Abstract

Structural evaluation on 70TeO2–20SeO2–10R2O (R = potassium (K), sodium (Na) and lithium (Li)) ternary glass system has been studied using infrared (IR) and Raman techniques. Main building units of both glass formers (tellurium dioxide (TeO2) and selenium dioxide (SeO2)) play a vital role in the construction of amorphous network. According to the IR and Raman data, it is clear that the structural building units appearing in the glass system are selenium trioxide (SeO3), lithium tetraoxide (LiO4), potassium tetraoxide (KO4), sodium oxide (NaO), tellurium trioxide (TeO3) and tellurium tetraoxide (TeO4).
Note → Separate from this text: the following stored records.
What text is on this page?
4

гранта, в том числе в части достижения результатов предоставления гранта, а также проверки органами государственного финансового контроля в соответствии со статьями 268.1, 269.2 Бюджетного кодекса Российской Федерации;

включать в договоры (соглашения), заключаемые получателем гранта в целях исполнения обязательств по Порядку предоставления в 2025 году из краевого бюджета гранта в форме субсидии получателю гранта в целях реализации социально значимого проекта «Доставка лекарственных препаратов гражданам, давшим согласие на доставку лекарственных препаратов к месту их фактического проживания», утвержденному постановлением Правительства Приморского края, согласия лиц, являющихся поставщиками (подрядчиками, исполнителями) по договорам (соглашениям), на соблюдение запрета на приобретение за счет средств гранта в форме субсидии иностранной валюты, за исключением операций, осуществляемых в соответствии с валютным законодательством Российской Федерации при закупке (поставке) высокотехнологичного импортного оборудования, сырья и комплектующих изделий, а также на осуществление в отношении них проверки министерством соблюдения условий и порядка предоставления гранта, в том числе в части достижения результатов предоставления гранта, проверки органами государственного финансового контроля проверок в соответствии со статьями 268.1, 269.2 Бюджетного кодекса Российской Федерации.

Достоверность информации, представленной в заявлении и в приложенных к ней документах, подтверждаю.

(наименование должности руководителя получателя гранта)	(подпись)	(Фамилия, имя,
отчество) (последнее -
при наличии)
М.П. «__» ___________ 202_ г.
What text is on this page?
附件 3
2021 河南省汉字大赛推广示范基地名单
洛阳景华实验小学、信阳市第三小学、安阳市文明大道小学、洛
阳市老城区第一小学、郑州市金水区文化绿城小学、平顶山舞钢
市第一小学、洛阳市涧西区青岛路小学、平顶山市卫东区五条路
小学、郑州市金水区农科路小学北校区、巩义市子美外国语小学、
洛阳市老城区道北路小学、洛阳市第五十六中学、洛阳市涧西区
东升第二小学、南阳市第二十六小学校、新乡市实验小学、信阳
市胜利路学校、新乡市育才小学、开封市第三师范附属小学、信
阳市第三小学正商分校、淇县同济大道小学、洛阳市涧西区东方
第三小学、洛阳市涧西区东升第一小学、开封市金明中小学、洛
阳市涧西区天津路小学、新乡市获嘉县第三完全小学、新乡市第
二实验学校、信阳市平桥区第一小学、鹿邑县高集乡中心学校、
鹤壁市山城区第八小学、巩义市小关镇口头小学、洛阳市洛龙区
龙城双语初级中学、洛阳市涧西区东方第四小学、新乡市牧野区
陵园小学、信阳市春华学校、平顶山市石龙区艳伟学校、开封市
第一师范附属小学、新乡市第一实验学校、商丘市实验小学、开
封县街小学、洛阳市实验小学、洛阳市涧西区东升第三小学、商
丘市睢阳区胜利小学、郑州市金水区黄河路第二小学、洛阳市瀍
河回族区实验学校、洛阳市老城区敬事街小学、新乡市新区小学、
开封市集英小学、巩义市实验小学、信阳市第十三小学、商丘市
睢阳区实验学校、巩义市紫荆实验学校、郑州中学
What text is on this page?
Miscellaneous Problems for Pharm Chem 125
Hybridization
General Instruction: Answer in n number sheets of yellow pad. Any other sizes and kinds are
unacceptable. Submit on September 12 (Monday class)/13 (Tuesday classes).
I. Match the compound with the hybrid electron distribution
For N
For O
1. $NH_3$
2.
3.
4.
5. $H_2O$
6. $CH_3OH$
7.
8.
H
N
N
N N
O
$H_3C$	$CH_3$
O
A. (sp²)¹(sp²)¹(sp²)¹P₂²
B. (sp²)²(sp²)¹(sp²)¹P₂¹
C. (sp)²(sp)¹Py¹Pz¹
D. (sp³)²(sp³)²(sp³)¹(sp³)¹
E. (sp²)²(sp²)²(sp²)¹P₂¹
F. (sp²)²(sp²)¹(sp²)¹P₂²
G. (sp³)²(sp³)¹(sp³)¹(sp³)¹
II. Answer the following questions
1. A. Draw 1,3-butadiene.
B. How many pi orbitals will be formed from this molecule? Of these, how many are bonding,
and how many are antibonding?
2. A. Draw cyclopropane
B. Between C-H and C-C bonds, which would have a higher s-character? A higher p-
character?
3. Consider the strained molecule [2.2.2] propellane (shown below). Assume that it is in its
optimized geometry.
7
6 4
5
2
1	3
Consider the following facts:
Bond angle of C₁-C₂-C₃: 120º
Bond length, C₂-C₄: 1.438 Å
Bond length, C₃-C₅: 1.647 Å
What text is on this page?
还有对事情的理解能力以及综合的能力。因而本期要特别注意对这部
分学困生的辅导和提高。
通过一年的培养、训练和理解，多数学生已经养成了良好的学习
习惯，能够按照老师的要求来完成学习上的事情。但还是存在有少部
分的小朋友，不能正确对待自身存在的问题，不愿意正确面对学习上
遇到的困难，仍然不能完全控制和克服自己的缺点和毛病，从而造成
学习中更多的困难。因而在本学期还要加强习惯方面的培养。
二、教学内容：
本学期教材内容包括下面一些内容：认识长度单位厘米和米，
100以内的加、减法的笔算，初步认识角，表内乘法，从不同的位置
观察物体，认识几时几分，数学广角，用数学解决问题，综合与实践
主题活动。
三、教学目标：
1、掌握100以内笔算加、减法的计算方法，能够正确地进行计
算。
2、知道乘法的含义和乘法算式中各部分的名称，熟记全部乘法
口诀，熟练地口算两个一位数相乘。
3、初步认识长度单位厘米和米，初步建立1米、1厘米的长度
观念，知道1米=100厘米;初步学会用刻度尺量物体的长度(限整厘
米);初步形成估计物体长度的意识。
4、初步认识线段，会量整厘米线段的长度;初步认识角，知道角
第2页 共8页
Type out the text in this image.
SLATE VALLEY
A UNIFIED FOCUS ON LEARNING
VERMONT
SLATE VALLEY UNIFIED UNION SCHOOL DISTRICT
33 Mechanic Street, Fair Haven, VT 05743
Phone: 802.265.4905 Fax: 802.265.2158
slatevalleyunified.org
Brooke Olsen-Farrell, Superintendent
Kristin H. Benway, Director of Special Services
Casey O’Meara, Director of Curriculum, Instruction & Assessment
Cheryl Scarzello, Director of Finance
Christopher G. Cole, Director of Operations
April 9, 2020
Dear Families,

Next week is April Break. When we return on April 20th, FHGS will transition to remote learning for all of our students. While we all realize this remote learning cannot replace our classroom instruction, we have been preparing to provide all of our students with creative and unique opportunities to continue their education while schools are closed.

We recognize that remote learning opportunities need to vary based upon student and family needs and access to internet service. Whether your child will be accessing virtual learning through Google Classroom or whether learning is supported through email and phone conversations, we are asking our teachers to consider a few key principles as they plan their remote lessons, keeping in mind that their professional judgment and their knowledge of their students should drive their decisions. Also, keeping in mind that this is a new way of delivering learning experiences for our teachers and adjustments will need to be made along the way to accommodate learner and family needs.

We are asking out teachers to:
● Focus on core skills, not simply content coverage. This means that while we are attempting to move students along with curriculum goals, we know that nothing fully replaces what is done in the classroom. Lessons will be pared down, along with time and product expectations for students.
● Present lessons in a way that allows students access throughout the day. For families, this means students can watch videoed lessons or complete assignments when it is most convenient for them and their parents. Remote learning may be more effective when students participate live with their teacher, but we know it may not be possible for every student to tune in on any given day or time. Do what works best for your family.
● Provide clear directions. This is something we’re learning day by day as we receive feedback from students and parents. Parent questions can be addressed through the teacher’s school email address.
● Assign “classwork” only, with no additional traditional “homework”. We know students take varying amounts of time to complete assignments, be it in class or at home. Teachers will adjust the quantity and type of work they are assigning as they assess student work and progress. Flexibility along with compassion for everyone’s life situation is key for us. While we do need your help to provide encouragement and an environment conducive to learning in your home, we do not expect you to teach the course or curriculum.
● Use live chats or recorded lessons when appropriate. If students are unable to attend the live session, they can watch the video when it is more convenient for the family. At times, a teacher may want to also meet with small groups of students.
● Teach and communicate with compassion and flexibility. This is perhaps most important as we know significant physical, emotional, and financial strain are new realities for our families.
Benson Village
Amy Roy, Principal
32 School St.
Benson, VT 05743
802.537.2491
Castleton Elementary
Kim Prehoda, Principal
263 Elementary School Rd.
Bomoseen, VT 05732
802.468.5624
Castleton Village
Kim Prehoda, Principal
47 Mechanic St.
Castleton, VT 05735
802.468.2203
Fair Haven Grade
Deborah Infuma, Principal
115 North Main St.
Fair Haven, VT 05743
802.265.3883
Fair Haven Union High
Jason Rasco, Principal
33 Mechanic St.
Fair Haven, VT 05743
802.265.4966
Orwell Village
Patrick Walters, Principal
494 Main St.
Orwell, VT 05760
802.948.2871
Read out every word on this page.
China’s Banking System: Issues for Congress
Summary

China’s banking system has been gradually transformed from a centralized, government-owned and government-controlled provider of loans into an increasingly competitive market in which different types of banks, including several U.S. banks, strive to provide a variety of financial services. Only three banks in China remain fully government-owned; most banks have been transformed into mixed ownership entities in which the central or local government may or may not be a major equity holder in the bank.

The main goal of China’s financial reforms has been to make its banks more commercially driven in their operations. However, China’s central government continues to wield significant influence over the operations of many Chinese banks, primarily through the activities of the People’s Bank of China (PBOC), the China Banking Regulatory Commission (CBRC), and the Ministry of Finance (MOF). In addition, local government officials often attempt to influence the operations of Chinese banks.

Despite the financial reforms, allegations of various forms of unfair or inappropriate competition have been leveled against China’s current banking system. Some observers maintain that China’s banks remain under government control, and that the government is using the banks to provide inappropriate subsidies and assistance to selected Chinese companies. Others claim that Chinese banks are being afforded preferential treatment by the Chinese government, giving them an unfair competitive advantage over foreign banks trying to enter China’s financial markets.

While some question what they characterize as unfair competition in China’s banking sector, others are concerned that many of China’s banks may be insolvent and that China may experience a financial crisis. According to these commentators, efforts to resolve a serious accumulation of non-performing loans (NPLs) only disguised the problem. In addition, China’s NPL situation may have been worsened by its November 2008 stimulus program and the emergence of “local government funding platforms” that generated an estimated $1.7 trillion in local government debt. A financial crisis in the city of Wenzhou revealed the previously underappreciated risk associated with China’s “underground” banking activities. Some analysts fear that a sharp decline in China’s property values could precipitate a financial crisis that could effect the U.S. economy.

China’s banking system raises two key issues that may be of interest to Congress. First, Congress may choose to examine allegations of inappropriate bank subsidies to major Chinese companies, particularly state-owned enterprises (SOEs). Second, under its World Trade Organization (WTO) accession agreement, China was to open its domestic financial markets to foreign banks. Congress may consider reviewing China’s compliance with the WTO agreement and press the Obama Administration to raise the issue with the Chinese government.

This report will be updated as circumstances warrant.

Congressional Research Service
Adding alkali oxide to tellurium dioxide leads to a gradual reduction of the tellurium coordination from TeO4 → TeO3+1 → TeO3; in addition to this, selenium dioxide also plays vital role in forming the glass structure. Mixing potassium, sodium and lithium to the selenium–tellurite glass system results in cleavage of Te–O–Te and Se–O–Se linkages by formation of TeO3 − and SeO3 − terminal groups. Among these, tellurium trioxide units are the dominant basic structural entities. Glass structural fragments are associated with the type of alkali oxide (potassium, sodium and lithium) and sterical hindrance of heavy alkali oxide produces distortions of the glassy network and reduces its rigidity.